Summary: We hunger and thirst after many things in our lives but what does it mean to hunger and thirst after righteousness? Why are those who do so, blessed, and how is it that they will be filled? What is it that we are filling our lives with?

Soul Cravings - Matthew 5:6 - August 14, 2011

Series: Kingdom Life – Living in a World Turned Upside Down #4

Dr. Samuel Palmer Brooks was president of Baylor University in Texas from 1902 until his death in 1931. On his deathbed he wrote a message to the senior class of 1931. He wrote …

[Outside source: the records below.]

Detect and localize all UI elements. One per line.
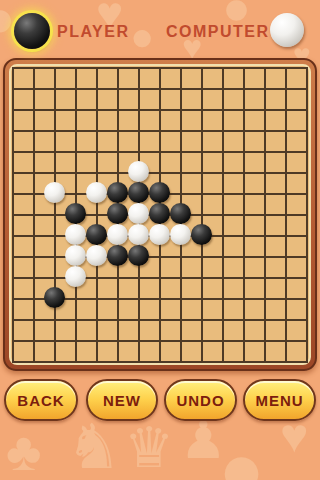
computer-label: COMPUTER xyxy=(166,23,270,41)
grid-line-vertical xyxy=(285,67,287,363)
white-stone xyxy=(170,224,191,245)
gomoku-app: ●♥●●♥♥♣♞♛♟●♥ PLAYER COMPUTER BACK NEW UN… xyxy=(0,0,320,480)
board-grid[interactable] xyxy=(9,64,311,365)
undo-button[interactable]: UNDO xyxy=(164,379,237,421)
computer-stone-indicator xyxy=(270,13,304,47)
black-stone xyxy=(107,245,128,266)
new-button[interactable]: NEW xyxy=(86,379,158,421)
black-stone xyxy=(107,203,128,224)
circle-silhouette: ● xyxy=(218,430,265,480)
white-stone xyxy=(128,203,149,224)
white-stone xyxy=(44,182,65,203)
black-stone xyxy=(65,203,86,224)
white-stone xyxy=(128,224,149,245)
white-stone xyxy=(149,224,170,245)
white-stone xyxy=(65,224,86,245)
grid-line-horizontal xyxy=(12,361,308,363)
game-board[interactable] xyxy=(3,58,317,371)
back-button[interactable]: BACK xyxy=(4,379,78,421)
grid-line-vertical xyxy=(306,67,308,363)
black-stone xyxy=(128,245,149,266)
black-stone xyxy=(128,182,149,203)
crown-silhouette: ♛ xyxy=(124,420,174,476)
grid-line-horizontal xyxy=(12,319,308,321)
black-stone xyxy=(86,224,107,245)
black-stone xyxy=(107,182,128,203)
player-stone-indicator xyxy=(14,13,50,49)
player-label: PLAYER xyxy=(57,23,129,41)
black-stone xyxy=(44,287,65,308)
knight-silhouette: ♞ xyxy=(66,416,122,478)
blob-silhouette: ● xyxy=(130,16,154,56)
black-stone xyxy=(149,182,170,203)
black-stone xyxy=(149,203,170,224)
white-stone xyxy=(86,182,107,203)
white-stone xyxy=(86,245,107,266)
menu-button[interactable]: MENU xyxy=(243,379,316,421)
grid-line-horizontal xyxy=(12,340,308,342)
club-silhouette: ♣ xyxy=(6,424,41,478)
white-stone xyxy=(128,161,149,182)
white-stone xyxy=(65,266,86,287)
black-stone xyxy=(170,203,191,224)
black-stone xyxy=(191,224,212,245)
white-stone xyxy=(107,224,128,245)
white-stone xyxy=(65,245,86,266)
blob-silhouette: ● xyxy=(0,0,15,44)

“I stand on the border of mortal life but I face eternal life. I look backward to the years of the past to see all pettiness, all triviality, shrink into nothing and disappear. Adverse criticism has no meaning now, only the worthwhile things, the constructive things that have built for the good of mankind and the glory of God count now. There is beauty, there is joy, and there is laughter in life—as there ought to be, but remember, my students, not to regard lightly, nor to ridicule the sacred things, those worthwhile things.

“Hold them dear, cherish them, for they alone will sustain you in the end, and remember, too, that only through work and oft-times through hardships may they be attained. But the compensation of blessing and sweetness at the last will glorify every hour of work and every heartache from hardship.” (Tan, P. L. (1996). Encyclopedia of 7700 Illustrations: Signs of the Times. Garland, TX: Bible Communications, Inc.)

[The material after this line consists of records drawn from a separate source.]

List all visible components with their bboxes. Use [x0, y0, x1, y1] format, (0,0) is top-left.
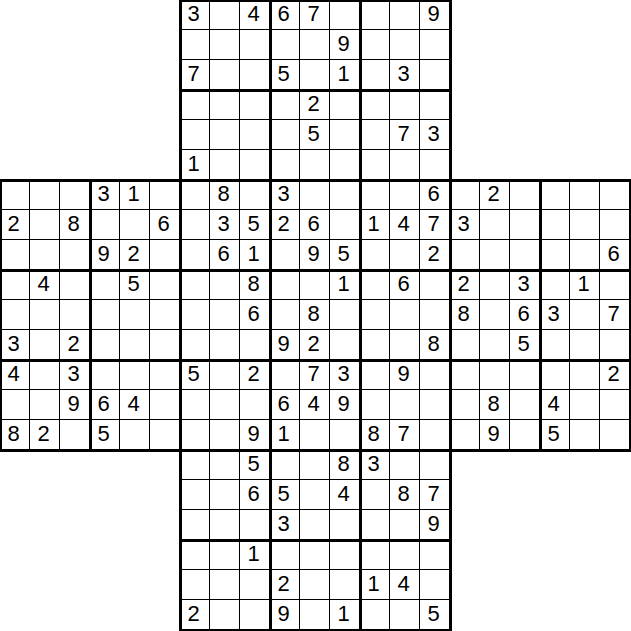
cell-r8c9[interactable]	[270, 240, 300, 270]
given-digit: 1	[277, 423, 289, 445]
cell-r16c10[interactable]	[300, 480, 330, 510]
cell-r18c11[interactable]	[330, 540, 360, 570]
cell-r9c3[interactable]	[90, 270, 120, 300]
cell-r13c7[interactable]	[210, 390, 240, 420]
cell-r8c16[interactable]	[480, 240, 510, 270]
cell-r16c12[interactable]	[360, 480, 390, 510]
cell-r15c14[interactable]	[420, 450, 450, 480]
cell-r9c11[interactable]: 1	[330, 270, 360, 300]
cell-r14c7[interactable]	[210, 420, 240, 450]
cell-r14c4[interactable]	[120, 420, 150, 450]
cell-r8c7[interactable]: 6	[210, 240, 240, 270]
cell-r13c1[interactable]	[30, 390, 60, 420]
cell-r4c11[interactable]	[330, 120, 360, 150]
cell-r12c0[interactable]: 4	[0, 360, 30, 390]
cell-r13c18[interactable]: 4	[540, 390, 570, 420]
cell-r8c2[interactable]	[60, 240, 90, 270]
cell-r12c19[interactable]	[570, 360, 600, 390]
cell-r10c15[interactable]: 8	[450, 300, 480, 330]
cell-r11c9[interactable]: 9	[270, 330, 300, 360]
cell-r3c8[interactable]	[240, 90, 270, 120]
cell-r6c17[interactable]	[510, 180, 540, 210]
cell-r7c20[interactable]	[600, 210, 630, 240]
cell-r12c16[interactable]	[480, 360, 510, 390]
cell-r9c19[interactable]: 1	[570, 270, 600, 300]
cell-r6c20[interactable]	[600, 180, 630, 210]
cell-r6c18[interactable]	[540, 180, 570, 210]
cell-r16c14[interactable]: 7	[420, 480, 450, 510]
cell-r8c1[interactable]	[30, 240, 60, 270]
cell-r5c7[interactable]	[210, 150, 240, 180]
cell-r10c13[interactable]	[390, 300, 420, 330]
cell-r19c10[interactable]	[300, 570, 330, 600]
cell-r9c7[interactable]	[210, 270, 240, 300]
cell-r6c5[interactable]	[150, 180, 180, 210]
cell-r16c7[interactable]	[210, 480, 240, 510]
cell-r6c15[interactable]	[450, 180, 480, 210]
cell-r2c14[interactable]	[420, 60, 450, 90]
cell-r6c9[interactable]: 3	[270, 180, 300, 210]
cell-r12c12[interactable]	[360, 360, 390, 390]
cell-r15c6[interactable]	[180, 450, 210, 480]
cell-r7c3[interactable]	[90, 210, 120, 240]
cell-r4c8[interactable]	[240, 120, 270, 150]
cell-r8c11[interactable]: 5	[330, 240, 360, 270]
cell-r10c19[interactable]	[570, 300, 600, 330]
cell-r2c6[interactable]: 7	[180, 60, 210, 90]
cell-r10c12[interactable]	[360, 300, 390, 330]
cell-r12c17[interactable]	[510, 360, 540, 390]
cell-r10c10[interactable]: 8	[300, 300, 330, 330]
cell-r12c7[interactable]	[210, 360, 240, 390]
cell-r3c11[interactable]	[330, 90, 360, 120]
cell-r4c14[interactable]: 3	[420, 120, 450, 150]
cell-r13c5[interactable]	[150, 390, 180, 420]
cell-r11c1[interactable]	[30, 330, 60, 360]
cell-r14c8[interactable]: 9	[240, 420, 270, 450]
cell-r9c14[interactable]	[420, 270, 450, 300]
cell-r12c5[interactable]	[150, 360, 180, 390]
cell-r17c14[interactable]: 9	[420, 510, 450, 540]
cell-r7c14[interactable]: 7	[420, 210, 450, 240]
cell-r7c2[interactable]: 8	[60, 210, 90, 240]
cell-r11c19[interactable]	[570, 330, 600, 360]
cell-r8c10[interactable]: 9	[300, 240, 330, 270]
cell-r7c15[interactable]: 3	[450, 210, 480, 240]
cell-r10c14[interactable]	[420, 300, 450, 330]
cell-r13c19[interactable]	[570, 390, 600, 420]
cell-r14c16[interactable]: 9	[480, 420, 510, 450]
cell-r13c15[interactable]	[450, 390, 480, 420]
cell-r0c14[interactable]: 9	[420, 0, 450, 30]
cell-r10c4[interactable]	[120, 300, 150, 330]
cell-r9c4[interactable]: 5	[120, 270, 150, 300]
cell-r0c10[interactable]: 7	[300, 0, 330, 30]
cell-r7c6[interactable]	[180, 210, 210, 240]
cell-r8c0[interactable]	[0, 240, 30, 270]
cell-r0c13[interactable]	[390, 0, 420, 30]
cell-r8c18[interactable]	[540, 240, 570, 270]
cell-r16c11[interactable]: 4	[330, 480, 360, 510]
cell-r1c9[interactable]	[270, 30, 300, 60]
cell-r6c19[interactable]	[570, 180, 600, 210]
cell-r14c5[interactable]	[150, 420, 180, 450]
cell-r0c11[interactable]	[330, 0, 360, 30]
cell-r9c5[interactable]	[150, 270, 180, 300]
cell-r6c12[interactable]	[360, 180, 390, 210]
cell-r10c2[interactable]	[60, 300, 90, 330]
cell-r13c14[interactable]	[420, 390, 450, 420]
cell-r14c18[interactable]: 5	[540, 420, 570, 450]
cell-r9c6[interactable]	[180, 270, 210, 300]
cell-r3c13[interactable]	[390, 90, 420, 120]
cell-r10c3[interactable]	[90, 300, 120, 330]
cell-r8c15[interactable]	[450, 240, 480, 270]
cell-r5c11[interactable]	[330, 150, 360, 180]
cell-r14c11[interactable]	[330, 420, 360, 450]
cell-r12c10[interactable]: 7	[300, 360, 330, 390]
cell-r15c8[interactable]: 5	[240, 450, 270, 480]
cell-r0c8[interactable]: 4	[240, 0, 270, 30]
cell-r15c9[interactable]	[270, 450, 300, 480]
cell-r12c1[interactable]	[30, 360, 60, 390]
cell-r6c6[interactable]	[180, 180, 210, 210]
cell-r10c11[interactable]	[330, 300, 360, 330]
cell-r5c14[interactable]	[420, 150, 450, 180]
cell-r0c7[interactable]	[210, 0, 240, 30]
cell-r11c10[interactable]: 2	[300, 330, 330, 360]
cell-r9c17[interactable]: 3	[510, 270, 540, 300]
cell-r12c18[interactable]	[540, 360, 570, 390]
cell-r12c8[interactable]: 2	[240, 360, 270, 390]
cell-r2c7[interactable]	[210, 60, 240, 90]
cell-r19c7[interactable]	[210, 570, 240, 600]
cell-r6c3[interactable]: 3	[90, 180, 120, 210]
cell-r11c5[interactable]	[150, 330, 180, 360]
cell-r13c9[interactable]: 6	[270, 390, 300, 420]
cell-r19c8[interactable]	[240, 570, 270, 600]
cell-r14c15[interactable]	[450, 420, 480, 450]
cell-r6c10[interactable]	[300, 180, 330, 210]
cell-r4c13[interactable]: 7	[390, 120, 420, 150]
cell-r9c9[interactable]	[270, 270, 300, 300]
cell-r14c0[interactable]: 8	[0, 420, 30, 450]
cell-r11c18[interactable]	[540, 330, 570, 360]
cell-r11c0[interactable]: 3	[0, 330, 30, 360]
cell-r17c8[interactable]	[240, 510, 270, 540]
cell-r10c5[interactable]	[150, 300, 180, 330]
cell-r1c14[interactable]	[420, 30, 450, 60]
cell-r8c20[interactable]: 6	[600, 240, 630, 270]
cell-r11c3[interactable]	[90, 330, 120, 360]
cell-r20c8[interactable]	[240, 600, 270, 630]
cell-r6c1[interactable]	[30, 180, 60, 210]
cell-r7c1[interactable]	[30, 210, 60, 240]
cell-r3c10[interactable]: 2	[300, 90, 330, 120]
cell-r8c12[interactable]	[360, 240, 390, 270]
cell-r7c8[interactable]: 5	[240, 210, 270, 240]
cell-r7c17[interactable]	[510, 210, 540, 240]
cell-r11c13[interactable]	[390, 330, 420, 360]
cell-r17c7[interactable]	[210, 510, 240, 540]
cell-r11c2[interactable]: 2	[60, 330, 90, 360]
cell-r12c2[interactable]: 3	[60, 360, 90, 390]
cell-r8c19[interactable]	[570, 240, 600, 270]
given-digit: 1	[577, 273, 589, 295]
cell-r18c14[interactable]	[420, 540, 450, 570]
cell-r4c10[interactable]: 5	[300, 120, 330, 150]
cell-r11c8[interactable]	[240, 330, 270, 360]
cell-r1c7[interactable]	[210, 30, 240, 60]
cell-r18c7[interactable]	[210, 540, 240, 570]
cell-r8c8[interactable]: 1	[240, 240, 270, 270]
cell-r7c12[interactable]: 1	[360, 210, 390, 240]
cell-r5c13[interactable]	[390, 150, 420, 180]
cell-r3c9[interactable]	[270, 90, 300, 120]
cell-r5c6[interactable]: 1	[180, 150, 210, 180]
cell-r8c13[interactable]	[390, 240, 420, 270]
cell-r18c10[interactable]	[300, 540, 330, 570]
cell-r10c20[interactable]: 7	[600, 300, 630, 330]
cell-r18c6[interactable]	[180, 540, 210, 570]
cell-r10c8[interactable]: 6	[240, 300, 270, 330]
cell-r20c11[interactable]: 1	[330, 600, 360, 630]
cell-r9c18[interactable]	[540, 270, 570, 300]
cell-r19c12[interactable]: 1	[360, 570, 390, 600]
cell-r14c12[interactable]: 8	[360, 420, 390, 450]
cell-r10c1[interactable]	[30, 300, 60, 330]
cell-r7c7[interactable]: 3	[210, 210, 240, 240]
cell-r0c9[interactable]: 6	[270, 0, 300, 30]
cell-r13c13[interactable]	[390, 390, 420, 420]
cell-r6c0[interactable]	[0, 180, 30, 210]
cell-r12c15[interactable]	[450, 360, 480, 390]
cell-r15c12[interactable]: 3	[360, 450, 390, 480]
cell-r9c10[interactable]	[300, 270, 330, 300]
cell-r5c10[interactable]	[300, 150, 330, 180]
cell-r2c10[interactable]	[300, 60, 330, 90]
cell-r14c9[interactable]: 1	[270, 420, 300, 450]
cell-r17c12[interactable]	[360, 510, 390, 540]
cell-r15c7[interactable]	[210, 450, 240, 480]
cell-r13c3[interactable]: 6	[90, 390, 120, 420]
cell-r2c11[interactable]: 1	[330, 60, 360, 90]
cell-r16c6[interactable]	[180, 480, 210, 510]
cell-r4c6[interactable]	[180, 120, 210, 150]
cell-r6c13[interactable]	[390, 180, 420, 210]
cell-r13c0[interactable]	[0, 390, 30, 420]
cell-r13c8[interactable]	[240, 390, 270, 420]
cell-r19c11[interactable]	[330, 570, 360, 600]
cell-r17c10[interactable]	[300, 510, 330, 540]
cell-r15c13[interactable]	[390, 450, 420, 480]
cell-r1c8[interactable]	[240, 30, 270, 60]
cell-r3c6[interactable]	[180, 90, 210, 120]
cell-r14c10[interactable]	[300, 420, 330, 450]
cell-r14c2[interactable]	[60, 420, 90, 450]
cell-r12c14[interactable]	[420, 360, 450, 390]
cell-r18c9[interactable]	[270, 540, 300, 570]
cell-r11c4[interactable]	[120, 330, 150, 360]
cell-r1c11[interactable]: 9	[330, 30, 360, 60]
cell-r10c17[interactable]: 6	[510, 300, 540, 330]
cell-r0c12[interactable]	[360, 0, 390, 30]
cell-r6c7[interactable]: 8	[210, 180, 240, 210]
cell-r14c1[interactable]: 2	[30, 420, 60, 450]
cell-r2c12[interactable]	[360, 60, 390, 90]
cell-r6c14[interactable]: 6	[420, 180, 450, 210]
cell-r13c20[interactable]	[600, 390, 630, 420]
cell-r10c9[interactable]	[270, 300, 300, 330]
cell-r16c8[interactable]: 6	[240, 480, 270, 510]
cell-r4c9[interactable]	[270, 120, 300, 150]
cell-r7c11[interactable]	[330, 210, 360, 240]
cell-r3c14[interactable]	[420, 90, 450, 120]
cell-r11c15[interactable]	[450, 330, 480, 360]
cell-r7c5[interactable]: 6	[150, 210, 180, 240]
cell-r17c13[interactable]	[390, 510, 420, 540]
cell-r13c12[interactable]	[360, 390, 390, 420]
cell-r14c14[interactable]	[420, 420, 450, 450]
cell-r12c13[interactable]: 9	[390, 360, 420, 390]
cell-r16c9[interactable]: 5	[270, 480, 300, 510]
cell-r10c18[interactable]: 3	[540, 300, 570, 330]
cell-r2c8[interactable]	[240, 60, 270, 90]
cell-r8c4[interactable]: 2	[120, 240, 150, 270]
cell-r20c13[interactable]	[390, 600, 420, 630]
cell-r20c10[interactable]	[300, 600, 330, 630]
cell-r11c12[interactable]	[360, 330, 390, 360]
cell-r14c20[interactable]	[600, 420, 630, 450]
cell-r10c6[interactable]	[180, 300, 210, 330]
cell-r20c6[interactable]: 2	[180, 600, 210, 630]
cell-r13c10[interactable]: 4	[300, 390, 330, 420]
cell-r15c10[interactable]	[300, 450, 330, 480]
cell-r6c8[interactable]	[240, 180, 270, 210]
cell-r11c20[interactable]	[600, 330, 630, 360]
cell-r7c0[interactable]: 2	[0, 210, 30, 240]
cell-r0c6[interactable]: 3	[180, 0, 210, 30]
cell-r7c16[interactable]	[480, 210, 510, 240]
cell-r7c9[interactable]: 2	[270, 210, 300, 240]
cell-r3c7[interactable]	[210, 90, 240, 120]
cell-r19c14[interactable]	[420, 570, 450, 600]
cell-r11c14[interactable]: 8	[420, 330, 450, 360]
cell-r5c12[interactable]	[360, 150, 390, 180]
cell-r12c20[interactable]: 2	[600, 360, 630, 390]
cell-r8c17[interactable]	[510, 240, 540, 270]
cell-r17c11[interactable]	[330, 510, 360, 540]
cell-r20c14[interactable]: 5	[420, 600, 450, 630]
cell-r6c4[interactable]: 1	[120, 180, 150, 210]
cell-r9c12[interactable]	[360, 270, 390, 300]
cell-r10c7[interactable]	[210, 300, 240, 330]
cell-r13c16[interactable]: 8	[480, 390, 510, 420]
cell-r4c12[interactable]	[360, 120, 390, 150]
cell-r8c5[interactable]	[150, 240, 180, 270]
cell-r12c11[interactable]: 3	[330, 360, 360, 390]
cell-r8c3[interactable]: 9	[90, 240, 120, 270]
cell-r14c6[interactable]	[180, 420, 210, 450]
cell-r9c2[interactable]	[60, 270, 90, 300]
cell-r6c16[interactable]: 2	[480, 180, 510, 210]
cell-r20c9[interactable]: 9	[270, 600, 300, 630]
cell-r7c4[interactable]	[120, 210, 150, 240]
cell-r12c6[interactable]: 5	[180, 360, 210, 390]
cell-r10c16[interactable]	[480, 300, 510, 330]
cell-r15c11[interactable]: 8	[330, 450, 360, 480]
cell-r11c11[interactable]	[330, 330, 360, 360]
cell-r13c17[interactable]	[510, 390, 540, 420]
cell-r14c3[interactable]: 5	[90, 420, 120, 450]
cell-r5c9[interactable]	[270, 150, 300, 180]
cell-r11c17[interactable]: 5	[510, 330, 540, 360]
cell-r4c7[interactable]	[210, 120, 240, 150]
cell-r12c4[interactable]	[120, 360, 150, 390]
cell-r5c8[interactable]	[240, 150, 270, 180]
cell-r20c7[interactable]	[210, 600, 240, 630]
cell-r1c6[interactable]	[180, 30, 210, 60]
cell-r7c18[interactable]	[540, 210, 570, 240]
cell-r9c15[interactable]: 2	[450, 270, 480, 300]
cell-r8c14[interactable]: 2	[420, 240, 450, 270]
cell-r13c4[interactable]: 4	[120, 390, 150, 420]
cell-r7c13[interactable]: 4	[390, 210, 420, 240]
cell-r11c16[interactable]	[480, 330, 510, 360]
cell-r17c6[interactable]	[180, 510, 210, 540]
cell-r6c11[interactable]	[330, 180, 360, 210]
cell-r9c1[interactable]: 4	[30, 270, 60, 300]
cell-r19c13[interactable]: 4	[390, 570, 420, 600]
cell-r13c2[interactable]: 9	[60, 390, 90, 420]
cell-r19c9[interactable]: 2	[270, 570, 300, 600]
outside-board	[570, 0, 600, 30]
cell-r2c13[interactable]: 3	[390, 60, 420, 90]
cell-r16c13[interactable]: 8	[390, 480, 420, 510]
cell-r18c13[interactable]	[390, 540, 420, 570]
cell-r7c19[interactable]	[570, 210, 600, 240]
cell-r2c9[interactable]: 5	[270, 60, 300, 90]
cell-r12c9[interactable]	[270, 360, 300, 390]
cell-r19c6[interactable]	[180, 570, 210, 600]
cell-r14c17[interactable]	[510, 420, 540, 450]
cell-r1c12[interactable]	[360, 30, 390, 60]
cell-r20c12[interactable]	[360, 600, 390, 630]
cell-r13c6[interactable]	[180, 390, 210, 420]
cell-r9c13[interactable]: 6	[390, 270, 420, 300]
cell-r1c13[interactable]	[390, 30, 420, 60]
cell-r11c7[interactable]	[210, 330, 240, 360]
cell-r12c3[interactable]	[90, 360, 120, 390]
cell-r9c8[interactable]: 8	[240, 270, 270, 300]
cell-r9c20[interactable]	[600, 270, 630, 300]
cell-r1c10[interactable]	[300, 30, 330, 60]
cell-r18c12[interactable]	[360, 540, 390, 570]
cell-r7c10[interactable]: 6	[300, 210, 330, 240]
cell-r3c12[interactable]	[360, 90, 390, 120]
cell-r6c2[interactable]	[60, 180, 90, 210]
cell-r18c8[interactable]: 1	[240, 540, 270, 570]
cell-r17c9[interactable]: 3	[270, 510, 300, 540]
cell-r13c11[interactable]: 9	[330, 390, 360, 420]
cell-r14c19[interactable]	[570, 420, 600, 450]
cell-r9c0[interactable]	[0, 270, 30, 300]
cell-r9c16[interactable]	[480, 270, 510, 300]
cell-r11c6[interactable]	[180, 330, 210, 360]
cell-r10c0[interactable]	[0, 300, 30, 330]
cell-r14c13[interactable]: 7	[390, 420, 420, 450]
cell-r8c6[interactable]	[180, 240, 210, 270]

Let’s pray. Father, teach us to number our days rightly that when we are called to stand before You we may do so without regret, without remorse at years that have been wasted, at time that has been squandered, at things that could have been but never were because we ran after the things of this world rather than the kingdom of God. Redeem the time we have left whether it be hours or decades – redeem it to your glory and open our hearts to receive Your word this day. We ask these things in Jesus’ name, Amen.

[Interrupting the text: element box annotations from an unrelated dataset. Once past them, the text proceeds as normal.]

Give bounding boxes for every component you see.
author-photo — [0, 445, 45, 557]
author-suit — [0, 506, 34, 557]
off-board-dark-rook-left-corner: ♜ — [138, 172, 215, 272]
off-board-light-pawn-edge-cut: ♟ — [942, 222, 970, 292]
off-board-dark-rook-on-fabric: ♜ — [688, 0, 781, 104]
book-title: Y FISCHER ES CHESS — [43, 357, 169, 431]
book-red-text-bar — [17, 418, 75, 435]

Open your Bibles with me this morning to the Gospel of Matthew. We’re going to be in Matthew 5 again this morning as we continue in our study of the Beatitudes. We’ve already looked at the first three; today we will examine the fourth. And really the first three have been foundational to the Beatitude which we will look at this morning. For if you are not poor in spirit, if your sin does not cause you to mourn, to sorrow with a sorrow that leads to repentance and brings forth salvation, if you are not meek, that is surrendered to God, you will never hunger and thirst for righteousness and you will never know the filling that comes when hunger is satiated and the thirst quenched. Let’s read Matthew 5:6 and let’s read it aloud together: “Blessed are those who hunger and thirst for righteousness, for they will be filled.” (Matthew 5:6, NIV)

Folks, let me tell you a little secret. I love the smell of fresh baked bread. And it’s a hard temptation for me to resist when I’m out and I walk past a bakery and that wonderful smell of fresh bread wafts my way. It doesn’t matter if I’ve already eaten or not. The effect is instantaneous. I smell that bread and immediately I have a craving for it. Some of you know what I’m talking about because fresh baked bread has the same effect on you!

I considered bringing our bread maker from home this morning and plugging it in up front so that as we worship the Lord together, as we look into His word, the wonderfully enticing aroma of fresh baked bread would be rising up in our midst. I am certain that if I had done so it would have awakened in many of us a desire, a longing to get a piece of that bread for ourselves, to satisfy the hunger, the craving that it had awakened within us. We know what it means to hunger like that. But that’s not really, hunger, is it?

When Jesus talks about hungering and thirsting He’s taking these concepts that we are well familiar with to help us understand the extent of the desire with which we should be seeking righteousness. It’s not a little rumbling in the belly, it’s not a little dryness in the mouth. The manner in which He uses these words speaks of an intense craving for food; of being painfully in need of water. When it comes to real food and real drink you and I have probably never experienced such a hunger or such a thirst! A bit of bread will not do; a sip of water will not satisfy such a hunger or thirst.

Is anyone here this morning hungry or thirsty – even just a little? Raise your hand if you are. Let me ask you a question. If I gave you a choice this morning between receiving a $20.00 bill, or a glass of cool, refreshing water, which would you take? Probably the $20.00, right? You wouldn’t hesitate. With the amount of thirst you feel you believe $20.00 will satisfy you, bring you more happiness and enjoyment, than that glass of water. But if I was to offer you the same choice two days from now – two days in which you had been out working in the hot sun and hadn’t had even a sip to drink - you wouldn’t hesitate either – only this time you would take the glass of water without thinking twice. Why? Because you desired that water above all else. You truly thirsted for it. Nothing else would satisfy.